法定労働時間を超えれば25%以上の割増賃金
労働基準法では、「労働者を働かせて良い時間」を、「休憩時間を除き1日8時間、週40時間以内」と決めています。この規定の時間のことを「法定労働時間」と言います。労働基準法は、この法定労働時間を超えて労働者を働かせることを原則的に禁止しています。本来の時間内に収まるように、労働者の仕事内容を調整したり、人員配置を調整して、基本的には、法定労働時間内に収まるように働かせることを原則としています。

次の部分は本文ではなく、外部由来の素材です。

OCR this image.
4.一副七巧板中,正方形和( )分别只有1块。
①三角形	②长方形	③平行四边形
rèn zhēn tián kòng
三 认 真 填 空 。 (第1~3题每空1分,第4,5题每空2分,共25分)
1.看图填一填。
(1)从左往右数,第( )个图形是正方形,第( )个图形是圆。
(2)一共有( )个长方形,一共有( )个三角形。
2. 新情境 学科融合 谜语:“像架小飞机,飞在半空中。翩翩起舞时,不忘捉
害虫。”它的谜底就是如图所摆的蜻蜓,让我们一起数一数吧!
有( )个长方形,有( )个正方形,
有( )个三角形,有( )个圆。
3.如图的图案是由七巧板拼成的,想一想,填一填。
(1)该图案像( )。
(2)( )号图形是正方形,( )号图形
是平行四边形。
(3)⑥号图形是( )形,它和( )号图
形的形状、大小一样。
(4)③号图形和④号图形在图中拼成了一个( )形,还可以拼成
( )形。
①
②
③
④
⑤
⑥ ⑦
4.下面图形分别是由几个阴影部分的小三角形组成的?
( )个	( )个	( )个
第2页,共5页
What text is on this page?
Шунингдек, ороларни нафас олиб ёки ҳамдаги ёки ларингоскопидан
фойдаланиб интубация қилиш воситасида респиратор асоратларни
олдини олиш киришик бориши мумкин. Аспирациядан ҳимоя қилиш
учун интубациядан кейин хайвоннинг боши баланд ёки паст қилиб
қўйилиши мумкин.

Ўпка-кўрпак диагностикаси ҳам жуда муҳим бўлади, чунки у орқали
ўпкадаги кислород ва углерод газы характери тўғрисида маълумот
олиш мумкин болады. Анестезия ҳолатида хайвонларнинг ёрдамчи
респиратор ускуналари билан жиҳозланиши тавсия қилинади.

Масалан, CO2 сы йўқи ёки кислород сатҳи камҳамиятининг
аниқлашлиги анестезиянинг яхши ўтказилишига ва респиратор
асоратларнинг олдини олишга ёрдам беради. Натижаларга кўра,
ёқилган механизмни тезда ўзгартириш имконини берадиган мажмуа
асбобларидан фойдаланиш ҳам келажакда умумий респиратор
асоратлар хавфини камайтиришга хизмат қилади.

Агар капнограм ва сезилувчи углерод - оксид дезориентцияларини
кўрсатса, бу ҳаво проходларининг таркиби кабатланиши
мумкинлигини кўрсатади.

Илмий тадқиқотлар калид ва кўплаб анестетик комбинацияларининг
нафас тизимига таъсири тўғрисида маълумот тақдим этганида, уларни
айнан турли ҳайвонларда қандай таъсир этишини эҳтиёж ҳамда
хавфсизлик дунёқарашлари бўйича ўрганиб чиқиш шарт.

それなのに、なぜ、残業(時間外労働)があるのか?というと、法律では、各事業所ごとに、労働者と雇主が協議したうえ、一定のルール(規則)を設けて時間外労働を行うことに合意した場合に限って、残業を認めているからです。この取り決めが36条協定と言われるもので、これによって決められたルールが「就業規則」と呼ばれるものです。それも、繁忙期など、やむを得ない事情があり、労働者側が残業に合意した場合、「やってもいいよ」ということであって、「いつでも雇主の都合で残業させたい放題」ということではありません。
残業(時間外労働)は、法定労働時間を1分でも超えれば、時間外労働としてカウントされます。時間外労働には、時間外労働手当が加算されて、通常の賃金に25%の割増賃金を上乗せして払わなければなりません。これも、労働基準法によって、規定されています。
本来なら法定労働時間内で納めなくてはならないところを、余計に働いてもらっているわけですから、その分は、労働者にとっては余分な負担を強いられることになります。その分を割増賃金として上乗せすることで慰労するという意味合いがあると言われています。雇主側は、極力残業を発生させないで働かせるような努力を求められます。
労働者側も、残業手当を目当てに、故意に通常業務の時間をダラダラ働いて残業手当を増やすような働き方は認められません。
残業は本来の労働時間で収まる努力を労使ともに行っても、どうしても間に合わなかったとき、やむを得ず認められるもの、というのが本来の概念なのです。